戦争はもう始まっている。以下は、新聞の見出しには載らない、しかしあなたの暮らしを静かに蝕む「40日間の現実」である。

平和は「36時間」で踏みにじられた
2026年2月27日、オマーン外相は「ブレークスルーだ」と宣言した。イランはウラン濃縮停止と引き下げに合意。3月2日に正式交渉再開――その36時間後、米・イスラエルがイラン全土を爆撃した。イランは譲歩した。交渉は始まろうとしていた。その瞬間を狙って攻撃したのだ。交渉を破壊した側が「相手が誠実ではなかった」と主張する。古典的なパターンであり、歴史は何度も繰り返してきた。

「斬首作戦」――指導者は初日に消えた
開戦初日、最高指導者ハメネイ師は暗殺された。国防相、革命防衛隊司令官、国家安全保障会議書記――中枢が一瞬で消えた。後継の息子モジタバが統制できているかは誰にもわからない。攻撃は核・軍事施設にとどまらず、大学、放送局、住宅地、そして石油化学生産の半分を担う施設に及んだ。これは「ピンポイント攻撃」ではなく、国家としてのイランを解体する「戦争」である。こうした戦争を仕掛けられた核能力保有国が核武装を放棄した前例は、歴史上ただの一つも存在しない。

「誰も止められない」部隊が動き始めている
イランも反撃した。開戦直後は数百発のミサイル・ドローン。米国防総省は「発射数減少=能力の90%喪失」と主張するが、それはミスリーディングだ。イスラエル軍自身、イランはなおイスラエル到達可能なミサイルを1000発以上保有すると認める。

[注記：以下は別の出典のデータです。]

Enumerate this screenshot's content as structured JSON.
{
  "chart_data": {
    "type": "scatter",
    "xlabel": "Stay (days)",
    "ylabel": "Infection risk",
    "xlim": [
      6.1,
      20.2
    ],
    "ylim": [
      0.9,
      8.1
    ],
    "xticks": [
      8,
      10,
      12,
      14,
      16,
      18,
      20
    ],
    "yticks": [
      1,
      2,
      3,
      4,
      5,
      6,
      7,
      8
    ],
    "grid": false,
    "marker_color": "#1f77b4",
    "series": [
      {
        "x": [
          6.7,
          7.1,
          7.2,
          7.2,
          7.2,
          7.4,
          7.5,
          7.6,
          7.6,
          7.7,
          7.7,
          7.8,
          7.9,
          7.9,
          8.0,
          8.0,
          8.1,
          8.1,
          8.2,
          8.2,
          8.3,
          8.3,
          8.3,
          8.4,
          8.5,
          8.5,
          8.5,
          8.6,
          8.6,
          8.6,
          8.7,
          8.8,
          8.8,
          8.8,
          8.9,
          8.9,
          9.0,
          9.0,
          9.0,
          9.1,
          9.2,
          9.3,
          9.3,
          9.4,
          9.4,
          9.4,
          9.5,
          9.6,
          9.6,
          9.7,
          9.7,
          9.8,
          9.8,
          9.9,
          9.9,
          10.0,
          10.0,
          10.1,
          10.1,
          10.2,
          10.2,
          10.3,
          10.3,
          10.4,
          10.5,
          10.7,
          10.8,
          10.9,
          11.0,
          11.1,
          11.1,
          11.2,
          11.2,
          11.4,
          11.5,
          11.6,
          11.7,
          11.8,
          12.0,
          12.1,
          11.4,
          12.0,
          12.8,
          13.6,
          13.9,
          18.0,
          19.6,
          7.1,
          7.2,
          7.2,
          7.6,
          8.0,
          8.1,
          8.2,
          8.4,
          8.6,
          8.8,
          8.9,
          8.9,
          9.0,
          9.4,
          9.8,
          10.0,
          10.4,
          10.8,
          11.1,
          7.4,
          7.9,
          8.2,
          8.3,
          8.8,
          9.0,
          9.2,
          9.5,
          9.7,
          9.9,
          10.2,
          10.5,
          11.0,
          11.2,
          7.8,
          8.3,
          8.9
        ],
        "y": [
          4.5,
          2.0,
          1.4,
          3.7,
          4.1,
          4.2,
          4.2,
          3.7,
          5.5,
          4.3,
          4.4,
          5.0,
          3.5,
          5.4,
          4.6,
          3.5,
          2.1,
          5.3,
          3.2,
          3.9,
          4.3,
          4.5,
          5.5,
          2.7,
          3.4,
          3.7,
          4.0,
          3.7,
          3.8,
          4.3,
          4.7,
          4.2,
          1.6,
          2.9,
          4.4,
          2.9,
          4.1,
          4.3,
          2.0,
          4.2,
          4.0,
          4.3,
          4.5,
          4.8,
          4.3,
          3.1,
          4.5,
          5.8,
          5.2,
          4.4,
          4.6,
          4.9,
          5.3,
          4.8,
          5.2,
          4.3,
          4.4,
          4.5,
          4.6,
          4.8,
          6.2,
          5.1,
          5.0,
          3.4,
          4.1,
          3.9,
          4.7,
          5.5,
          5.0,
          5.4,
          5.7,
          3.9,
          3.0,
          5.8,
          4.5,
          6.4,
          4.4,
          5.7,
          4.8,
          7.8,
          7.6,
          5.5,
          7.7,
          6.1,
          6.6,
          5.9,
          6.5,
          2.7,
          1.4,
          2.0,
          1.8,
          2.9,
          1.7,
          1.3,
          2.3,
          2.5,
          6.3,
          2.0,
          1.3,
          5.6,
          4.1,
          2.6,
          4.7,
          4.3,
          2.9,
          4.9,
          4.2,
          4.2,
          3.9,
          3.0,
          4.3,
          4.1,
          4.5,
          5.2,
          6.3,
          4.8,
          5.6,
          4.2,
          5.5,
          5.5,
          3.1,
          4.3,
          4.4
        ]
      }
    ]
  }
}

発射数が減ったのは「長期戦のための意識的な温存」であり、中距離ミサイルは「抑止の切り札」として管理されている。さらにイラン外務省は「軍は統制を失い、一部部隊は古い一般指示で動いている」と認めた。これは「崩壊」ではなく、「誰も止められない反撃」の可能性を意味する。

ホルムズ――日本政府が自ら拒否する回廊
ホルムズ海峡は封鎖された。イラン革命防衛隊が設置した「ラーラク回廊」を通れるのは中国・ロシア・インドなどの「友好国」だけ。日本政府はこの回廊を自ら拒否している。商船三井系の通過は4月6日時点で日本関係船3隻目に留まる。通れないのではない。通らない選択を続けている。その結果、日本は中東原油から「自ら切断」され、その代償はガソリン価格と電気代に現れている。しかも通行料は「人民元建て」――ドル覇権の根幹が静かに侵食されている。

「ニュースの原油価格」は偽りの安心感
あなたがニュースで見るWTI先物112ドルは紙の上の値段だ。現物のブレントは4月2日時点で141ドル(約2万1200円)。その差30ドル。そして4月19日前後、「オイル・クリフ」が来る。戦略備蓄・ロシア・イラン産原油・在庫取り崩し――すべての緩衝材が同時に尽きる転換点だ。世界供給の5%は既に失われ、4月中旬までに倍化する。

日本で「静かに始まっていること」
ガソリンは3月9日の161.8円から一週間で190.8円へ。政府は補助金で「170円防衛線」を張ったが、いつまで続くか分からない。より深刻なのは化学産業だ。エチレン原料ナフサの国内在庫は20日分。調達の4割超を中東に依存し、既に国内12基中6基が減産に入っている。ただし樹脂など中間材料の在庫は2〜4ヶ月分ある。このギャップが意味するのは「時間差」だ。ナフサが切れても影響が表面化するまで数ヶ月の猶予があり、その緩衝材が尽きる2026年夏以降基礎化学産業の連鎖が階段状に停止する可能性がある。夏のボーナスシーズンに食品包装フィルムが消え、秋の収穫期に農業用ビニールが手に入らなくなる――絵空事ではない。

そして電気・ガス料金は原油高から2〜5ヶ月遅れて反映される。3月のショックが請求書に届くのは8月以降。猛暑の中でエアコンをつけられない家庭。食料品か電気代か。その選択を迫られる夏が、もうそこまで来ている。